174 neue Schüler wollen in Rutesheim für ihre Zukunft lernen - das sind mehr Schüler als die beiden Leonberger Gymnasien jetzt zusammen haben. Im Rutesheimer Gymnasium lernen jetzt 822 Schüler in 29 Schulklassen.Weil auch in den kommenden Jahren womöglich ebenfalls Eingangsklassen in dieser Größenordnung gebildet werden müssen, ist nun abermals eine Raumnot vorprogrammiert. Eines stellten alle Gemeinderäte und auch die Verwaltung allerdings klar: Einen abermaligen Erweiterungsbau kann es für das Gymnasium nicht geben. Zumal die Schülerzahlen sich wohl in den kommenden Jahren auf ein hohes, aber eben nicht das aktuelle Spitzenniveau einpendeln werden.

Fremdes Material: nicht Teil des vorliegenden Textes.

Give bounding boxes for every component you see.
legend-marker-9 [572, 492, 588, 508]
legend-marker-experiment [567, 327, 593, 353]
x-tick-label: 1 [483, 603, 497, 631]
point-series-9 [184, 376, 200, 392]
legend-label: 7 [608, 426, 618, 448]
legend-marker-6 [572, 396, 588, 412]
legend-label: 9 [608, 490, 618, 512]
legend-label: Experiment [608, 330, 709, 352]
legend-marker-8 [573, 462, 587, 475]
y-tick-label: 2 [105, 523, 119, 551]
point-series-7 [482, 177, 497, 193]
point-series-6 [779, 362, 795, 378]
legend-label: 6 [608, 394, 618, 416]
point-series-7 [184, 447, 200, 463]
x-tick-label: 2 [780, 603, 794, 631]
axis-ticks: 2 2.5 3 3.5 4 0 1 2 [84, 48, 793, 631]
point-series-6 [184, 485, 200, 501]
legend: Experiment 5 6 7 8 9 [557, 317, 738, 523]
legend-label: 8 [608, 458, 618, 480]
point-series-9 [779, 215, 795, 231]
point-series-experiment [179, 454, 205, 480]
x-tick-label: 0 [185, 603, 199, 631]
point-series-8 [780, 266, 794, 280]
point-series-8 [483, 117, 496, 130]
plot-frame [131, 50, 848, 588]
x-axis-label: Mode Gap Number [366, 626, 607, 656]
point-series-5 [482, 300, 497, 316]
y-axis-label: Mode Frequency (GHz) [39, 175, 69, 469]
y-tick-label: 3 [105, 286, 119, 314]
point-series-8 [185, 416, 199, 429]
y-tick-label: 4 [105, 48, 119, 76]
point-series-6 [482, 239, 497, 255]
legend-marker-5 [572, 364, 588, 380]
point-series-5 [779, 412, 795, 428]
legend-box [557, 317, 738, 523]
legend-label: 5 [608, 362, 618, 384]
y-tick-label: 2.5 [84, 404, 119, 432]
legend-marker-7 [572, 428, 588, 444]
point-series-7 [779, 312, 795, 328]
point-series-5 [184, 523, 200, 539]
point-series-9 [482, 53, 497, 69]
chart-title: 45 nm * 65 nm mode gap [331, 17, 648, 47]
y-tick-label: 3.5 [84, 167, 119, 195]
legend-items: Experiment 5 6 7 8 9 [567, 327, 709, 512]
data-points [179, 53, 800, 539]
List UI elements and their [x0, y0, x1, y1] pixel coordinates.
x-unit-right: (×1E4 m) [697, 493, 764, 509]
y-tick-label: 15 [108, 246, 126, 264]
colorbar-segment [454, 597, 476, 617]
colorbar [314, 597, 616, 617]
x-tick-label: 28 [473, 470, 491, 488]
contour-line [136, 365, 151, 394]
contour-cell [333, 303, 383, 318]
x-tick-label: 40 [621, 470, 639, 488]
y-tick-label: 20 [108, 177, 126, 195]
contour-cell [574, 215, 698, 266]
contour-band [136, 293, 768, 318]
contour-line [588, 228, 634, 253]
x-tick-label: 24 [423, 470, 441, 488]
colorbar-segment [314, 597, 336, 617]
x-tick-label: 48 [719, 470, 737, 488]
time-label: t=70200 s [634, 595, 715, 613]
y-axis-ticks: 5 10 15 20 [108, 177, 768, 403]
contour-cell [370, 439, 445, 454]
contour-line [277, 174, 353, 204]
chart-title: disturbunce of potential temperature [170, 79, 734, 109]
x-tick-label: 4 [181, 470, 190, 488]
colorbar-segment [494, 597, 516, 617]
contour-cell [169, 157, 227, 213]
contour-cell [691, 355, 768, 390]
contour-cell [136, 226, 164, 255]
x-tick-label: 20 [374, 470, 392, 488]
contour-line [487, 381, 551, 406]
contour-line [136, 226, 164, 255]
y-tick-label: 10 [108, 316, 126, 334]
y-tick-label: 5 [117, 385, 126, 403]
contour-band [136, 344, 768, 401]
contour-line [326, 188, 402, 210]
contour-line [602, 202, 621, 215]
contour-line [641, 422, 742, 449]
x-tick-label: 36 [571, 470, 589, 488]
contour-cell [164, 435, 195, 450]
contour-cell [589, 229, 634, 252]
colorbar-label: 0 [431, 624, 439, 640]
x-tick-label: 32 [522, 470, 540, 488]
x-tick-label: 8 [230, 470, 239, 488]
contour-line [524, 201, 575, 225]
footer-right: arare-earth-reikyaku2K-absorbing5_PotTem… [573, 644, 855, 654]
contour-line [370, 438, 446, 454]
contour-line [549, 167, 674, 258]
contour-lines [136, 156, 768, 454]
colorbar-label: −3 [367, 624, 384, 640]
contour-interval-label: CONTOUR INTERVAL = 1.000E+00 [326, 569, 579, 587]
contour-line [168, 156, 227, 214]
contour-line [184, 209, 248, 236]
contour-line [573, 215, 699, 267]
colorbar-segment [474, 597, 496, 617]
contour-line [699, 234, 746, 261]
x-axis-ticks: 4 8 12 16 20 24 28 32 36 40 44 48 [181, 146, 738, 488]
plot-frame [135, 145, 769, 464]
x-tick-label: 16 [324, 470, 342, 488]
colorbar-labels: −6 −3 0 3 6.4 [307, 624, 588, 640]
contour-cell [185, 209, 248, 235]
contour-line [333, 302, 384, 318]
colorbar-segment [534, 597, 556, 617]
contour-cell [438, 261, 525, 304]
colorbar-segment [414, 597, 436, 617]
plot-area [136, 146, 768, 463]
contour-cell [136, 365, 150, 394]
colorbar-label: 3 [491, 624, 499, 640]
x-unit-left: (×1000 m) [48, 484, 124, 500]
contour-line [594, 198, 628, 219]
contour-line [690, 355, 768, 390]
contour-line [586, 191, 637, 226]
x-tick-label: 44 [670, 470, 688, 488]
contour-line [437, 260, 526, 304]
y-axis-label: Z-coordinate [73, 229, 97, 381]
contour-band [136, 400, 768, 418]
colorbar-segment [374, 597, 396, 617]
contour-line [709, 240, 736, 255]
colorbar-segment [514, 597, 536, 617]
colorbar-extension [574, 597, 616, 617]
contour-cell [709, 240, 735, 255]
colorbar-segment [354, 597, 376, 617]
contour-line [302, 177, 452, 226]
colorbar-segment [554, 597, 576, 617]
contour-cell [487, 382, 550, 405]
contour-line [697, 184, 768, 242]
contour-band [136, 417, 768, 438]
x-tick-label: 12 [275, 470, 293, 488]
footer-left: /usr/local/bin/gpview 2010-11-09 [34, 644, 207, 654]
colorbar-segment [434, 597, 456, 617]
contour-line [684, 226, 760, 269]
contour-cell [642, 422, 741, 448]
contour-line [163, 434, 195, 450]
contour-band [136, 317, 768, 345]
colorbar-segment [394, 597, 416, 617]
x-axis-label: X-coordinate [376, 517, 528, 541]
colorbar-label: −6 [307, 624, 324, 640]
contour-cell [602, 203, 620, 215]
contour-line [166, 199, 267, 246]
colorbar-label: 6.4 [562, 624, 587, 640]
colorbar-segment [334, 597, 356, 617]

Man sucht nach einer internen Lösung: Alle Rutesheimer Schulen wollen im Schulzentrum zusammenrücken, um genügend Raumkapazitäten für das neue Gymnasium anzubieten.Selbst die alte Rutesheimer Schule in der Hindenburgstraße wird neu belebt. Mahnende Worte über die Entwicklung fallen ebenfalls: In der vergangenen Gemeinderatssitzung wurden die "Gefahren eines Massenbetriebs" am Rutesheimer Gymnasium diskutiert - als Herausforderung für die Zukunft der Schule.